Sabe, eu não acho que essa palavra, freyriano, seja uma ofensa. A visão freyreana que ele cita é uma referência ao livro Casa Grande e Senzala do sociólogo pernambucano Gilberto Freyre. O livro serviu de base à ideologia do Estado Novo. O Freyre foi o primeiro cara que falou, ainda na década de 1930, que nós brasileiros somos um povo formado pelo encontro de três grupos de humanos. Os indígenas que calharam de viver aqui nesse pedaço do mundo em 1500, povos subsaarianos, principalmente bantu e iorubá, povos da África, e europeus, principalmente ibéricos, principalmente portugueses. Essa ideia que o Freyre trouxe serviu de base à ideologia construída no Estado Novo a partir de 1937. Serviu de base, também, durante a Ditadura Militar. Eu fui educado em livros que diziam isso mesmo. Que diziam, até, uma coisa que o Freyre nunca falou, que o Brasil formava uma democracia racial. Todos os livros didáticos de quando eu era menino tinham aquela desenhozinho, uma coisa aquarelada do estilo dos livros didáticos dos anos setenta e oitenta, do indiozinho, do pretinho, do branquinho, três meninos de mãos dadas. Sorridentes.

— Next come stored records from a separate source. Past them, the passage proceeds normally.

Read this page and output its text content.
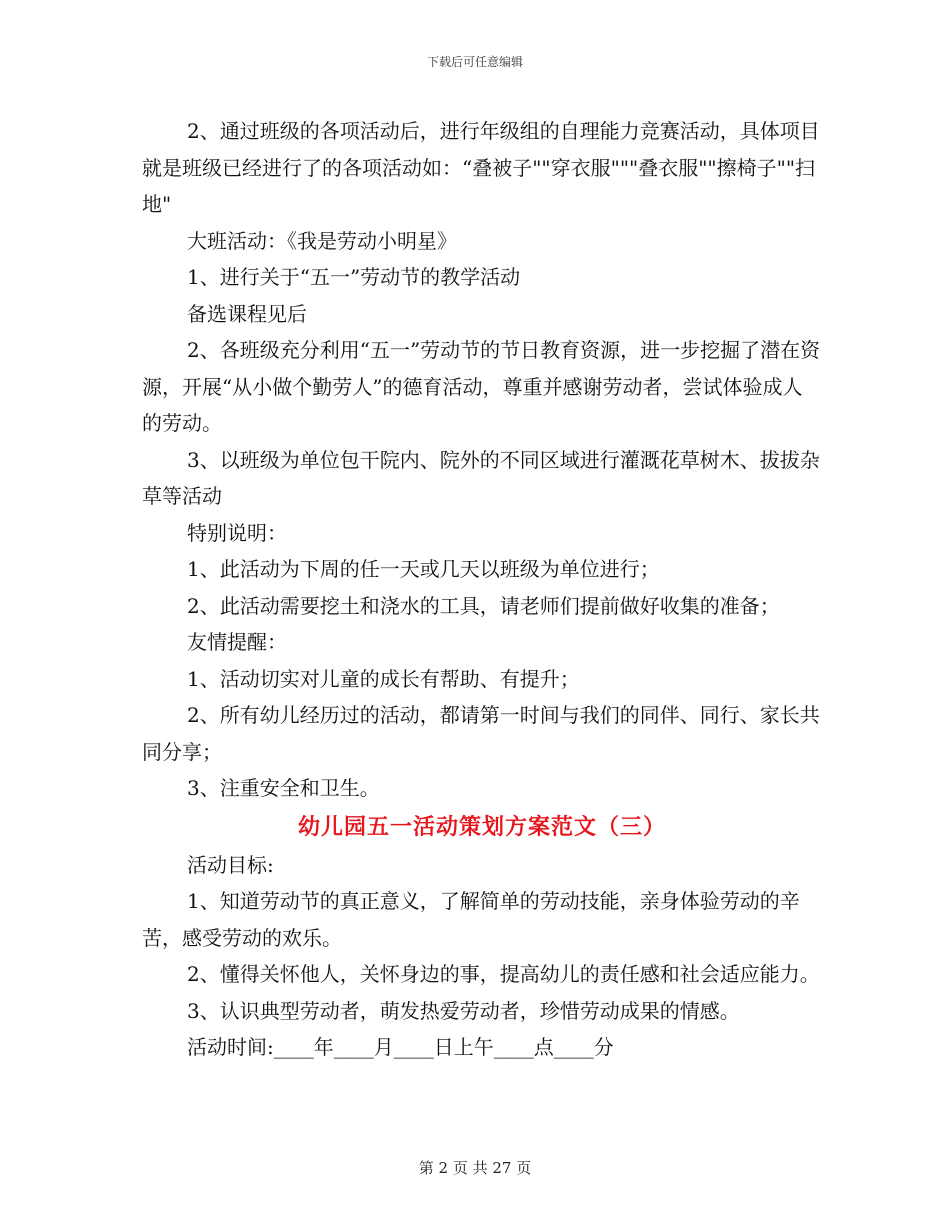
下载后可任意编辑

2、通过班级的各项活动后，进行年级组的自理能力竞赛活动，具体项目就是班级已经进行了的各项活动如：“叠被子""穿衣服"""叠衣服""擦椅子""扫地"

大班活动：《我是劳动小明星》

1、进行关于“五一”劳动节的教学活动

备选课程见后

2、各班级充分利用“五一”劳动节的节日教育资源，进一步挖掘了潜在资源，开展“从小做个勤劳人”的德育活动，尊重并感谢劳动者，尝试体验成人的劳动。

3、以班级为单位包干院内、院外的不同区域进行灌溉花草树木、拔拔杂草等活动

特别说明：

1、此活动为下周的任一天或几天以班级为单位进行；

2、此活动需要挖土和浇水的工具，请老师们提前做好收集的准备；

友情提醒：

1、活动切实对儿童的成长有帮助、有提升；

2、所有幼儿经历过的活动，都请第一时间与我们的同伴、同行、家长共同分享；

3、注重安全和卫生。

幼儿园五一活动策划方案范文（三）

活动目标:

1、知道劳动节的真正意义，了解简单的劳动技能，亲身体验劳动的辛苦，感受劳动的欢乐。

2、懂得关怀他人，关怀身边的事，提高幼儿的责任感和社会适应能力。

3、认识典型劳动者，萌发热爱劳动者，珍惜劳动成果的情感。

活动时间:____年____月____日上午____点____分

第 2 页 共 27 页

O Freyre é muito criticado hoje em dia. Ele foi um dos fundadores do pensamento sobre o Brasil. Ele, o Caio Prado Júnior, o Sérgio Buarque de Holanda. O Freyre era, sim, um cara mais conservador. Não tanto quanto o Sérgio Buarque dos anos trinta, mas quando a gente compara com o Caio Prado ele era bem conservador. E a visão dele, do Freyre, foi tão influente por tanto tempo, foi tão particularmente influente durante as duas ditaduras, que é natural uma repulsa. É quase como que recusar a visão de Brasil que os ditadores tentaram impor.

Não é só isso. É também reconhecer, embora ele nunca tenha dito isso, que não tem nenhuma democracia racial. Que a sociedade é muito desigual e que um dos principais cortes pelos quais a desigualdade se dá é por raça. Não é apenas uma desigualdade econômica. É de acesso a educação, portanto de acesso a oportunidades. Criança demais não tem a chance de sonhar com uma vida melhor que a dos pais pelo simples fato de que não parece haver espaço pelo qual se possa deslizar e escapar daquela vida. E ainda assim, contra o zeitgeist, agora que o Natal se aproxima, me permitam argumentar que reconhecer toda a desigualdade não exclui a ideia de que somos, sim, um só povo.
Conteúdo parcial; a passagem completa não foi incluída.